An acid and an oxidising agent are very different concepts that apply to different phenomena — although a single compound can be both at the same time, e.g. $\ce{H2SO4}$. However, a compound can also be an acid and a reducing agent, e.g. $\ce{HI}$.
The Brønsted acid/base theory is clearly distinct from any type of redox reaction, so I suppose that the confusion lies with the extension of said theory that the Lewis theory provides. But first a short word on the Brønsted theory: therein, an acid is a compound that can transfer a $\ce{H+}$ ion onto another compound.

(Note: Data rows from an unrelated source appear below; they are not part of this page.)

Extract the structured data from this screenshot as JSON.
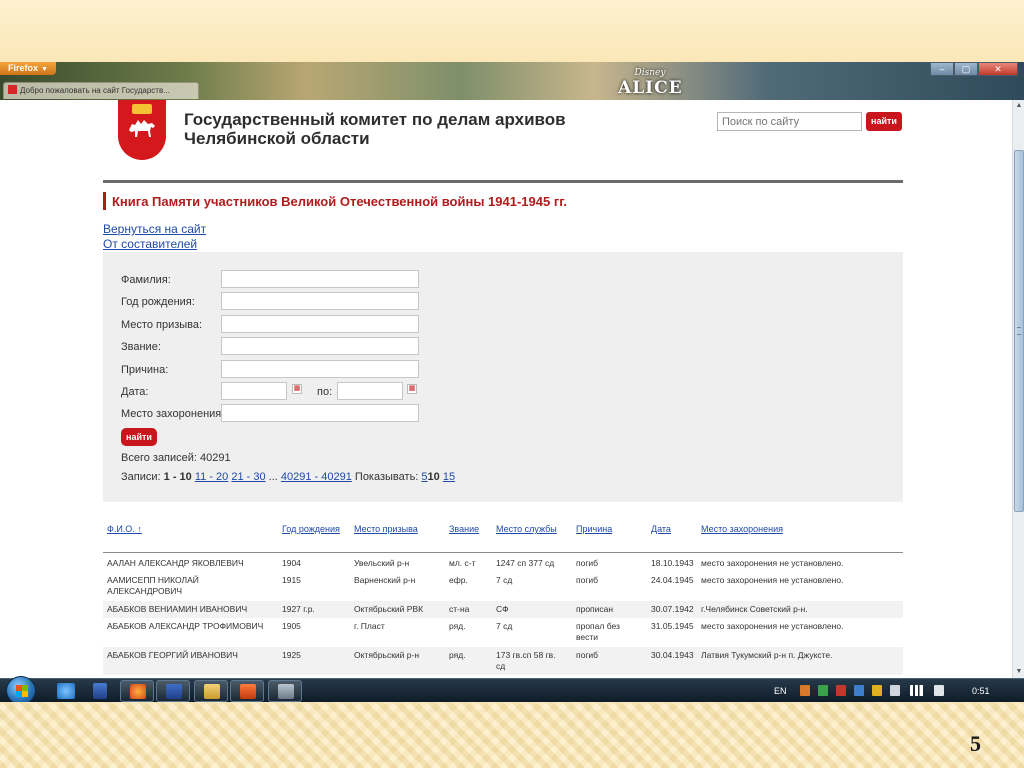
{
  "browser": {
    "app_button": "Firefox",
    "tab_title": "Добро пожаловать на сайт Государств...",
    "brand_line1": "Disney",
    "brand_line2": "ALICE",
    "controls": {
      "minimize": "–",
      "maximize": "▢",
      "close": "✕"
    }
  },
  "site": {
    "org_line1": "Государственный комитет по делам архивов",
    "org_line2": "Челябинской области",
    "search_placeholder": "Поиск по сайту",
    "search_button": "найти"
  },
  "page": {
    "book_title": "Книга Памяти участников Великой Отечественной войны 1941-1945 гг.",
    "links": [
      "Вернуться на сайт",
      "От составителей"
    ]
  },
  "form": {
    "surname_label": "Фамилия:",
    "birth_year_label": "Год рождения:",
    "draft_place_label": "Место призыва:",
    "rank_label": "Звание:",
    "reason_label": "Причина:",
    "date_label": "Дата:",
    "date_to_label": "по:",
    "burial_label": "Место захоронения:",
    "find_button": "найти",
    "total_text": "Всего записей: 40291",
    "pager": {
      "label": "Записи:",
      "current": "1 - 10",
      "pages": [
        "11 - 20",
        "21 - 30"
      ],
      "ellipsis": "...",
      "last": "40291 - 40291",
      "show_label": "Показывать:",
      "show_opts": [
        "5",
        "10",
        "15"
      ]
    }
  },
  "results": {
    "columns": [
      "Ф.И.О. ↑",
      "Год рождения",
      "Место призыва",
      "Звание",
      "Место службы",
      "Причина",
      "Дата",
      "Место захоронения"
    ],
    "rows": [
      [
        "ААЛАН АЛЕКСАНДР ЯКОВЛЕВИЧ",
        "1904",
        "Увельский р-н",
        "мл. с-т",
        "1247 сп 377 сд",
        "погиб",
        "18.10.1943",
        "место захоронения не установлено."
      ],
      [
        "ААМИСЕПП НИКОЛАЙ АЛЕКСАНДРОВИЧ",
        "1915",
        "Варненский р-н",
        "ефр.",
        "7 сд",
        "погиб",
        "24.04.1945",
        "место захоронения не установлено."
      ],
      [
        "АБАБКОВ ВЕНИАМИН ИВАНОВИЧ",
        "1927 г.р.",
        "Октябрьский РВК",
        "ст-на",
        "СФ",
        "прописан",
        "30.07.1942",
        "г.Челябинск Советский р-н."
      ],
      [
        "АБАБКОВ АЛЕКСАНДР ТРОФИМОВИЧ",
        "1905",
        "г. Пласт",
        "ряд.",
        "7 сд",
        "пропал без вести",
        "31.05.1945",
        "место захоронения не установлено."
      ],
      [
        "АБАБКОВ ГЕОРГИЙ ИВАНОВИЧ",
        "1925",
        "Октябрьский р-н",
        "ряд.",
        "173 гв.сп 58 гв. сд",
        "погиб",
        "30.04.1943",
        "Латвия Тукумский р-н п. Джуксте."
      ]
    ]
  },
  "taskbar": {
    "lang": "EN",
    "clock": "0:51"
  },
  "slide": {
    "number": "5"
  }
}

The Lewis theory realises, that the acidic transfer reagent need not be hydrogen. Instead, anything with an unoccupied low-energy orbital can function as a Lewis acid; most notably boron compounds and metal cations. Upon creation of a Lewis acid-base pair, a coordinate bond is formed. Basically, this means that the energy of the lone pair of the Lewis base is lowered because it interacts with the empty orbital of the Lewis acid whose energy is raised. This can be depicted as $\ce{LB\bond{->}LA}$. The key concept is that the interaction is fully reversible and that upon dissociation the Lewis base keeps its lone pair.
When discussing oxidising or reducing agents, however, the electrons are irreversibly transferred. They actually move from orbitals of the reducing agent (which will be oxidised) into orbitals of the oxidising agent (which will be reduced). This transfer is thermodynamically favourable and thus the electrons won’t just ‘go back’.
To exemplify this, let’s consider two reactions of $\ce{H2SO4}$; one where it is an oxidising agent and one where it is an acid (Brønsted type; the proton of $\ce{H2SO4}$ is actually the Lewis acid).
$$\text{Acid-base:}\\
\ce{H2SO4 (l) + NH3 (g) <=>> NH4+ HSO4- (s)}$$
Note that ammonia, our base, is a gaseous compound at room temperature. If you employ appropriate conditions (i.e. temperature and low pressure), the equilibrium will be drawn to the left, releasing ammonia as ammonia ($\ce{NH3}$ molecules) including its lone pair. $\ce{H2SO4}$ will stay behind.
$$\text{Oxidising agent:}\\
\ce{2H2SO4 + Cu -> CuSO4 + SO2 ^ + 2 H2O}$$
$\ce{SO2}$, being a gas, will diffuse away. However, even if you perform this in a pressurised vessel, there will be no significant back-reaction because the electrons have been fully transferred from copper to sulfur.
The argument for Lewis bases/reducing agents is the same in reverse.